Application Link: https://share.streamlit.io/jayantsravan/assignment-2-jayantsravan/main/application.py
A city's public transportation system is a testament to how well the city is planned. Pittsburgh is famous for its efficient, well-connected, and punctual public transportation system. As an intrigued visitor to this city, I wanted to understand (and also let the users visualize) using data how well this claim holds.
The goal of this project is to give the user an understanding of the distribution of On-time Performance of Pittsburgh Port Authority transit vehicles over time and locations in the city. A transit vehicle is said to be on time if it reaches a given destination within one minute of its scheduled time. The questions asked would be:
a. How is the OTP distributed geographically in the city?
b. How has the OTP varied in the past?
Both of the above questions tweaked to a desired granularity using filters.
To my surprise, data suggested that Pittsburgh public transit has remarkable punctuality (atleast towards the center of the city). And they have been very consistent about this throughout the past 3 years and across the garages.
I have baked in 'Will my transit be on time?' functionality in the application. Hope this helps some users be informed about any possible delays.
I have decided to go with a pydeck interactive map visualization using hexagon layers to depict OTPs. Hexagon layers were used because of how well they use the third dimension of the map to encode a bounded numerical datapoint. They are easy to interpret and allow panning and zooming. I have used a column layer to depict the garage locations for reference.
Pydeck heatmaps were a possible alternative to this. They encode numerical data in color and make the graph look cleaner. But the problem with pydeck's heatmaps was that they were slow to respond to interactions like zooming and panning. Also, they do not engage as well a hexagonal layer in general because of lack of a third dimension.

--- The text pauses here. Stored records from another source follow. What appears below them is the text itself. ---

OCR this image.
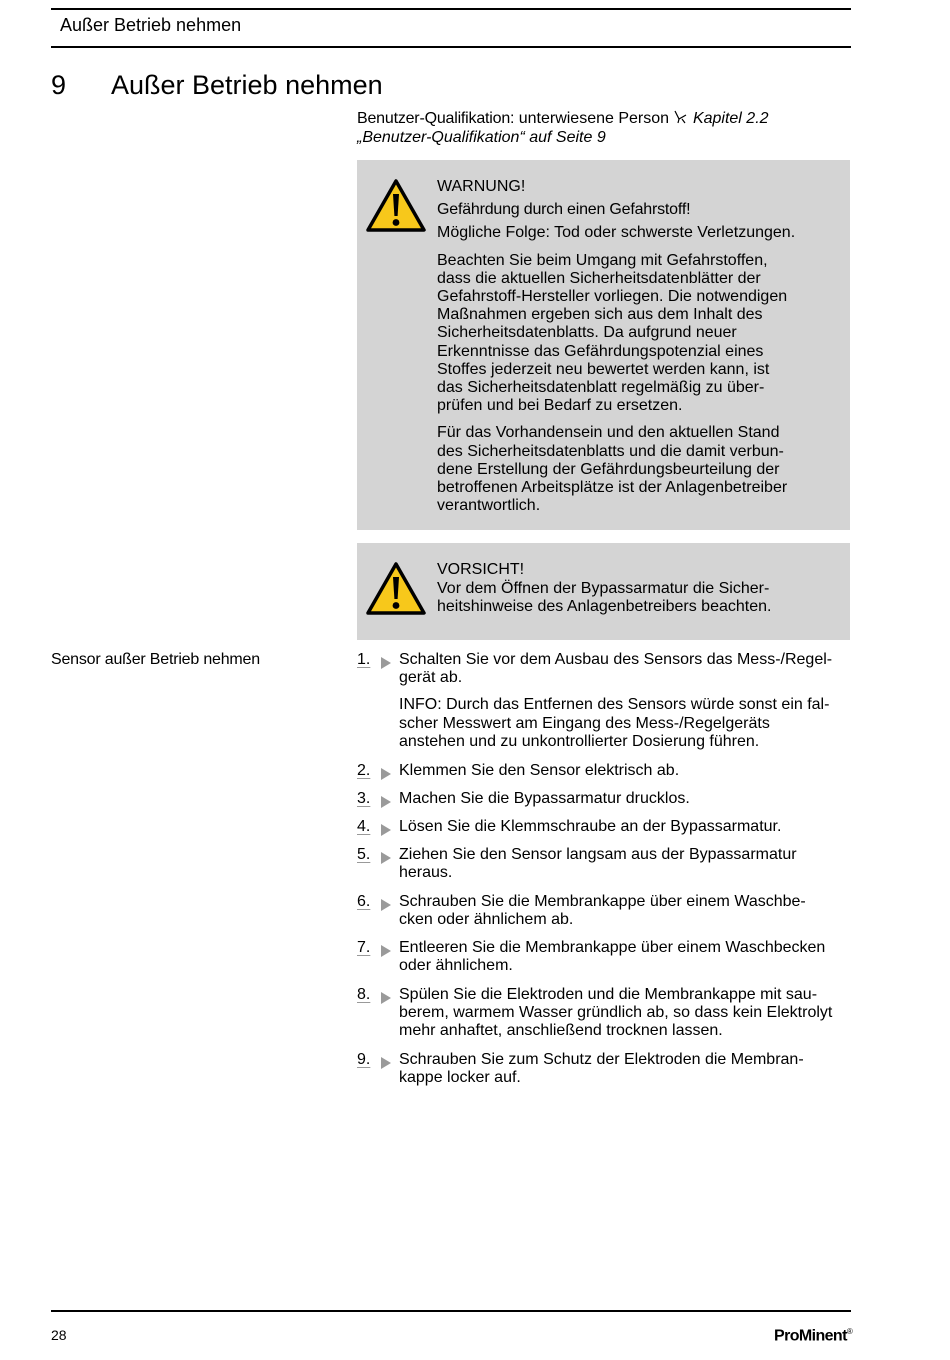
Außer Betrieb nehmen
9 Außer Betrieb nehmen
Benutzer-Qualifikation: unterwiesene Person Kapitel 2.2 „Benutzer-Qualifikation“ auf Seite 9

WARNUNG!

Gefährdung durch einen Gefahrstoff!

Mögliche Folge: Tod oder schwerste Verletzungen.

Beachten Sie beim Umgang mit Gefahrstoffen,
dass die aktuellen Sicherheitsdatenblätter der
Gefahrstoff-Hersteller vorliegen. Die notwendigen
Maßnahmen ergeben sich aus dem Inhalt des
Sicherheitsdatenblatts. Da aufgrund neuer
Erkenntnisse das Gefährdungspotenzial eines
Stoffes jederzeit neu bewertet werden kann, ist
das Sicherheitsdatenblatt regelmäßig zu über-
prüfen und bei Bedarf zu ersetzen.
Für das Vorhandensein und den aktuellen Stand
des Sicherheitsdatenblatts und die damit verbun-
dene Erstellung der Gefährdungsbeurteilung der
betroffenen Arbeitsplätze ist der Anlagenbetreiber
verantwortlich.

VORSICHT!

Vor dem Öffnen der Bypassarmatur die Sicher-

heitshinweise des Anlagenbetreibers beachten.

Sensor außer Betrieb nehmen	1.	Schalten Sie vor dem Ausbau des Sensors das Mess-/Regel-

gerät ab.

INFO: Durch das Entfernen des Sensors würde sonst ein fal-

scher Messwert am Eingang des Mess-/Regelgeräts

anstehen und zu unkontrollierter Dosierung führen.

2.	Klemmen Sie den Sensor elektrisch ab.

3.	Machen Sie die Bypassarmatur drucklos.

4.	Lösen Sie die Klemmschraube an der Bypassarmatur.

5.	Ziehen Sie den Sensor langsam aus der Bypassarmatur

heraus.

6.	Schrauben Sie die Membrankappe über einem Waschbe-

cken oder ähnlichem ab.

7.	Entleeren Sie die Membrankappe über einem Waschbecken

oder ähnlichem.

8.	Spülen Sie die Elektroden und die Membrankappe mit sau-

berem, warmem Wasser gründlich ab, so dass kein Elektrolyt

mehr anhaftet, anschließend trocknen lassen.

9.	Schrauben Sie zum Schutz der Elektroden die Membran-

kappe locker auf.

28	ProMinent®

I have decided to go with a line chart offered by streamlit for this. This was a pretty easy decision as this was a time series data and nothing depicts the trends in a time series as well as a line chart to a common user.

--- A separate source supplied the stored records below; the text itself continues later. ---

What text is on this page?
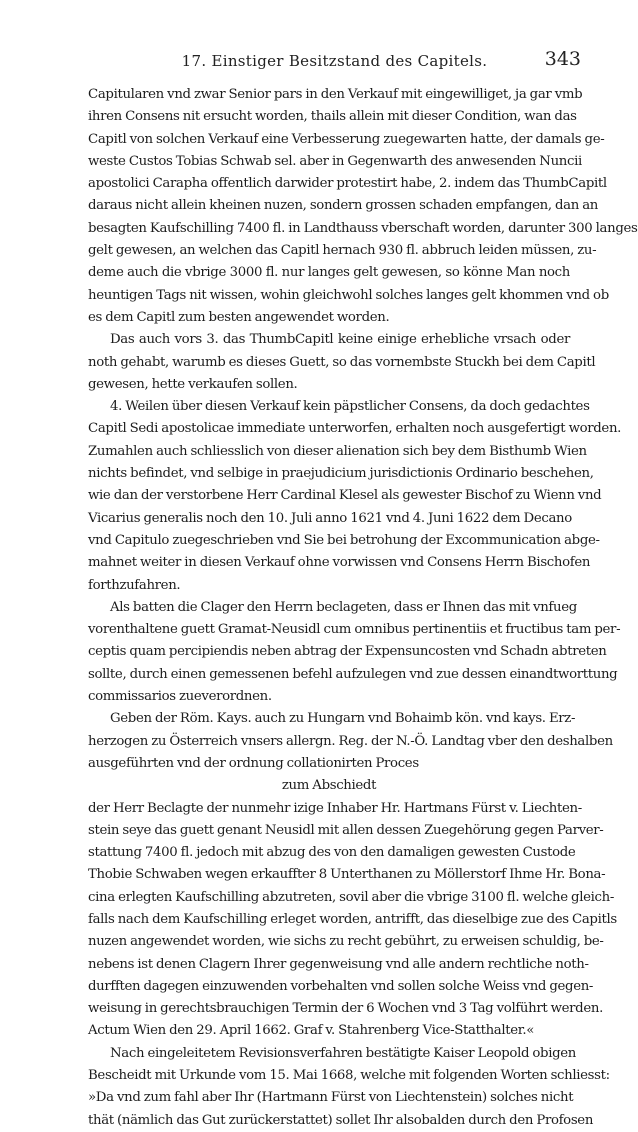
17. Einstiger Besitzstand des Capitels.	343
Capitularen vnd zwar Senior pars in den Verkauf mit eingewilliget, ja gar vmb
ihren Consens nit ersucht worden, thails allein mit dieser Condition, wan das
Capitl von solchen Verkauf eine Verbesserung zuegewarten hatte, der damals ge-
weste Custos Tobias Schwab sel. aber in Gegenwarth des anwesenden Nuncii
apostolici Carapha offentlich darwider protestirt habe, 2. indem das ThumbCapitl
daraus nicht allein kheinen nuzen, sondern grossen schaden empfangen, dan an
besagten Kaufschilling 7400 fl. in Landthauss vberschaft worden, darunter 300 langes
gelt gewesen, an welchen das Capitl hernach 930 fl. abbruch leiden müssen, zu-
deme auch die vbrige 3000 fl. nur langes gelt gewesen, so könne Man noch
heuntigen Tags nit wissen, wohin gleichwohl solches langes gelt khommen vnd ob
es dem Capitl zum besten angewendet worden.
Das auch vors 3. das ThumbCapitl keine einige erhebliche vrsach oder
noth gehabt, warumb es dieses Guett, so das vornembste Stuckh bei dem Capitl
gewesen, hette verkaufen sollen.
4. Weilen über diesen Verkauf kein päpstlicher Consens, da doch gedachtes
Capitl Sedi apostolicae immediate unterworfen, erhalten noch ausgefertigt worden.
Zumahlen auch schliesslich von dieser alienation sich bey dem Bisthumb Wien
nichts befindet, vnd selbige in praejudicium jurisdictionis Ordinario beschehen,
wie dan der verstorbene Herr Cardinal Klesel als gewester Bischof zu Wienn vnd
Vicarius generalis noch den 10. Juli anno 1621 vnd 4. Juni 1622 dem Decano
vnd Capitulo zuegeschrieben vnd Sie bei betrohung der Excommunication abge-
mahnet weiter in diesen Verkauf ohne vorwissen vnd Consens Herrn Bischofen
forthzufahren.
Als batten die Clager den Herrn beclageten, dass er Ihnen das mit vnfueg
vorenthaltene guett Gramat-Neusidl cum omnibus pertinentiis et fructibus tam per-
ceptis quam percipiendis neben abtrag der Expensuncosten vnd Schadn abtreten
sollte, durch einen gemessenen befehl aufzulegen vnd zue dessen einandtworttung
commissarios zueverordnen.
Geben der Röm. Kays. auch zu Hungarn vnd Bohaimb kön. vnd kays. Erz-
herzogen zu Österreich vnsers allergn. Reg. der N.-Ö. Landtag vber den deshalben
ausgeführten vnd der ordnung collationirten Proces
zum Abschiedt
der Herr Beclagte der nunmehr izige Inhaber Hr. Hartmans Fürst v. Liechten-
stein seye das guett genant Neusidl mit allen dessen Zuegehörung gegen Parver-
stattung 7400 fl. jedoch mit abzug des von den damaligen gewesten Custode
Thobie Schwaben wegen erkauffter 8 Unterthanen zu Möllerstorf Ihme Hr. Bona-
cina erlegten Kaufschilling abzutreten, sovil aber die vbrige 3100 fl. welche gleich-
falls nach dem Kaufschilling erleget worden, antrifft, das dieselbige zue des Capitls
nuzen angewendet worden, wie sichs zu recht gebührt, zu erweisen schuldig, be-
nebens ist denen Clagern Ihrer gegenweisung vnd alle andern rechtliche noth-
durfften dagegen einzuwenden vorbehalten vnd sollen solche Weiss vnd gegen-
weisung in gerechtsbrauchigen Termin der 6 Wochen vnd 3 Tag volführt werden.
Actum Wien den 29. April 1662. Graf v. Stahrenberg Vice-Statthalter.«
Nach eingeleitetem Revisionsverfahren bestätigte Kaiser Leopold obigen
Bescheidt mit Urkunde vom 15. Mai 1668, welche mit folgenden Worten schliesst:
»Da vnd zum fahl aber Ihr (Hartmann Fürst von Liechtenstein) solches nicht
thät (nämlich das Gut zurückerstattet) sollet Ihr alsobalden durch den Profosen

Seaborn/Matplotlib line chart were a possible alternative to this but they are simply not as good looking (without any design changes)/ polished as the integrated line charts of streamlit.
I have to give credit to the streamlit implementation of metrics component. It is a well thought out offering which looks good and is useful in many scenarios. This component inspired this particular module of my application. Hence, it was an obvious choice for this encoding.
This is a solo project. I spent approximately 15 hours on this project.
Most of the time was spent on learning the streamlit framework by experimenting with the demo codes provided by streamlit. I also spent a significant amount of time discussing with some friends and relatives about what datasets I could consider to ask an interesting question. Fortunately, I stumbled across these datasets when I was looking to find some data about the city I live in.
a. Learning streamlit and experimentation - 3 hours
b. Exploring the datasets and selecting one (two, in my case) - 4 hours
c. Experiementing with pydeck - 2 hours
d. Writing the application - 5 hours
e. Figuring out deployment - 1 hour
a. Is there correlation between the income of a particular location in Pittsburgh and the proportion of people from a particular ethnicity living in there? I explored census datasets extensively for this. b. Is there a correlation between OTP of the transit system in a region and the income of the people living there?